FoleyGRAM: Video-to-Audio Generation with GRAM-Aligned Multimodal Encoders
This work addresses the problem of generating semantically aligned audio from video for applications in multimedia and AI, representing an incremental advancement over prior methods.
The paper tackles video-to-audio generation by introducing FoleyGRAM, which uses GRAM-aligned multimodal encoders to improve semantic control, resulting in enhanced alignment of generated audio with video content on the Greatest Hits dataset.

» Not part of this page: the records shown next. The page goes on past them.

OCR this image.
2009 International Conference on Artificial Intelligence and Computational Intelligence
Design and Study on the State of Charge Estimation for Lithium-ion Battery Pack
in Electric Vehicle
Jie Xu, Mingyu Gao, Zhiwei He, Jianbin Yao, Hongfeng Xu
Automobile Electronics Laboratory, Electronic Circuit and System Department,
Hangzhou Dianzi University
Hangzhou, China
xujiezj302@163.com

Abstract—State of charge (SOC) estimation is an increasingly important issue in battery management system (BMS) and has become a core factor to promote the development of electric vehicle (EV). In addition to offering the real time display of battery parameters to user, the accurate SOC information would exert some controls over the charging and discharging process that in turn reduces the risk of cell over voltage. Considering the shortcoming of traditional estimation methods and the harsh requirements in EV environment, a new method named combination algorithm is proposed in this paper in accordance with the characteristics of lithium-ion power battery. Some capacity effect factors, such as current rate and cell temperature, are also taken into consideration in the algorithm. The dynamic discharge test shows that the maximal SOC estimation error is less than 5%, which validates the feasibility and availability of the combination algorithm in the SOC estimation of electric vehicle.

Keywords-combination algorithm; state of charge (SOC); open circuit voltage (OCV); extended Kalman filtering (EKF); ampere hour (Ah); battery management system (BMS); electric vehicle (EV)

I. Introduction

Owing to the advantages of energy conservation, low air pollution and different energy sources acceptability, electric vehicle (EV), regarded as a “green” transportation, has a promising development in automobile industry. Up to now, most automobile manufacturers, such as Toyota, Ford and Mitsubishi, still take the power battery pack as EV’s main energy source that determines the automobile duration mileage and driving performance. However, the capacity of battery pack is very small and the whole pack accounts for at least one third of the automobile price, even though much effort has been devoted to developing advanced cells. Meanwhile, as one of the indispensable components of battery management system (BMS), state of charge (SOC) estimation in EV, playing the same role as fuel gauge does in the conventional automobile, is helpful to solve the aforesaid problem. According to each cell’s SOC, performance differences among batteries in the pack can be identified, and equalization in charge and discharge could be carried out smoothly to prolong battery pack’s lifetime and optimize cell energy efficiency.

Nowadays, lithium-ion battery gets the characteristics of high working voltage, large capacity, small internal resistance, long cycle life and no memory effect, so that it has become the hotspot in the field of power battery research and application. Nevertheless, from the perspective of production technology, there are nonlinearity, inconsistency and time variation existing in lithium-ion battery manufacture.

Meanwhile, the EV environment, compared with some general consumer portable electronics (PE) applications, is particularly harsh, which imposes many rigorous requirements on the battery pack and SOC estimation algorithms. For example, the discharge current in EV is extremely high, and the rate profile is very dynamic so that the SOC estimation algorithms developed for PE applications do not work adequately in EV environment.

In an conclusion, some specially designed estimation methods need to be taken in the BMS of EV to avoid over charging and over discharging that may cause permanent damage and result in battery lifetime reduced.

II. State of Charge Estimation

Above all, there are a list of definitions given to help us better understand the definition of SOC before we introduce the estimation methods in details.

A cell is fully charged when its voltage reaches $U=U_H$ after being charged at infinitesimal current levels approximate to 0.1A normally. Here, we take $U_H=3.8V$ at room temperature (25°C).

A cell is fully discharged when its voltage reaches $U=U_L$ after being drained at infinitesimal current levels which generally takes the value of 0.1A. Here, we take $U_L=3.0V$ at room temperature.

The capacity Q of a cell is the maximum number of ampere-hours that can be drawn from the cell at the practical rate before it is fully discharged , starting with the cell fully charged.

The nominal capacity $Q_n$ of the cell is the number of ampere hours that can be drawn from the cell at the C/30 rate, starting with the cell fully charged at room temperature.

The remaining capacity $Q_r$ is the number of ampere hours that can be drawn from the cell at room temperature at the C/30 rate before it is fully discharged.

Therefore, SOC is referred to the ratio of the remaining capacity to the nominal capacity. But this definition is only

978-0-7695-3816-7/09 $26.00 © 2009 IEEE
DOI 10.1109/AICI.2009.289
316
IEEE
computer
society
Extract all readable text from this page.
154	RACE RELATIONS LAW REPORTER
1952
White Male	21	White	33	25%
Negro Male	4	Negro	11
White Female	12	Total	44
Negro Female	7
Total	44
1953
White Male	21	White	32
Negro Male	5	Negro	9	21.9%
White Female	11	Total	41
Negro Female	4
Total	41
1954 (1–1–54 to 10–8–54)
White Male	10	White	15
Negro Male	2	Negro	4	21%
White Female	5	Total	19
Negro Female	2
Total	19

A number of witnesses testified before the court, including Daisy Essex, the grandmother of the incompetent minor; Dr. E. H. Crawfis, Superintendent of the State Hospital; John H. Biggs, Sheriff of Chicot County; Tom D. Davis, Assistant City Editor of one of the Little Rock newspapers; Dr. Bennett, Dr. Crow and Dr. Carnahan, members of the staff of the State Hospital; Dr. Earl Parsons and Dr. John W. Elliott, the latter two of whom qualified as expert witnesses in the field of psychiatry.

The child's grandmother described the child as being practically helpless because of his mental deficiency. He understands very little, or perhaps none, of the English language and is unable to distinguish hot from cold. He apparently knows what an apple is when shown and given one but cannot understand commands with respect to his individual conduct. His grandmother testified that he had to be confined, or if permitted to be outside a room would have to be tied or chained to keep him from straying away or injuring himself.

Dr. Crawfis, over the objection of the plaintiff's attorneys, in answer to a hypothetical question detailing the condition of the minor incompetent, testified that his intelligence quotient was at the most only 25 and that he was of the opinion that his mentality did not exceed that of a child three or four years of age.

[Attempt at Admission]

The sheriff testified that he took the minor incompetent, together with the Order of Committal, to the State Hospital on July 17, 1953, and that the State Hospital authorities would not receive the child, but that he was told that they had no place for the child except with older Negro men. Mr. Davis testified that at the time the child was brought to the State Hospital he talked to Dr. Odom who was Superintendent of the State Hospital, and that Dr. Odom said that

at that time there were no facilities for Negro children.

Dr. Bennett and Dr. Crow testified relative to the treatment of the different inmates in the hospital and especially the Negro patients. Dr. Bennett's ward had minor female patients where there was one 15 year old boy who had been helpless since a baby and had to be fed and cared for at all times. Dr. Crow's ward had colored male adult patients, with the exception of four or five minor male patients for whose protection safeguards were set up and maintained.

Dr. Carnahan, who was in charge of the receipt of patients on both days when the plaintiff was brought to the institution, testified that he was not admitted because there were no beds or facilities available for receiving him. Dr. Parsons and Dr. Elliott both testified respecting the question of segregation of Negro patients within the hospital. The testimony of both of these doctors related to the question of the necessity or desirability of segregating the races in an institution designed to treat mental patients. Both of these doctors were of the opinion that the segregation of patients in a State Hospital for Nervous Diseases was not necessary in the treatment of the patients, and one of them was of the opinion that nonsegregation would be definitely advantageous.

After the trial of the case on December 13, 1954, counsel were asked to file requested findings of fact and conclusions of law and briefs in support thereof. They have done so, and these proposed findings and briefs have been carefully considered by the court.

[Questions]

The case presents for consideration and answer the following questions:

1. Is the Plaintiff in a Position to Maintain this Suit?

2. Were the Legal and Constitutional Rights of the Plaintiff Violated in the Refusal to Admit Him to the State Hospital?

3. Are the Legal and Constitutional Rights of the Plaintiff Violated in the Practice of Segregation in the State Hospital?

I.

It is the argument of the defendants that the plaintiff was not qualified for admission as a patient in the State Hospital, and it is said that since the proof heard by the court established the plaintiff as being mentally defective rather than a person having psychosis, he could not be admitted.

In this work, we present FoleyGRAM, a novel approach to video-to-audio generation that emphasizes semantic conditioning through the use of aligned multimodal encoders. Building on prior advancements in video-to-audio generation, FoleyGRAM leverages the Gramian Representation Alignment Measure (GRAM) to align embeddings across video, text, and audio modalities, enabling precise semantic control over the audio generation process. The core of FoleyGRAM is a diffusion-based audio synthesis model conditioned on GRAM-aligned embeddings and waveform envelopes, ensuring both semantic richness and temporal alignment with the corresponding input video. We evaluate FoleyGRAM on the Greatest Hits dataset, a standard benchmark for video-to-audio models. Our experiments demonstrate that aligning multimodal encoders using GRAM enhances the system's ability to semantically align generated audio with video content, advancing the state of the art in video-to-audio synthesis.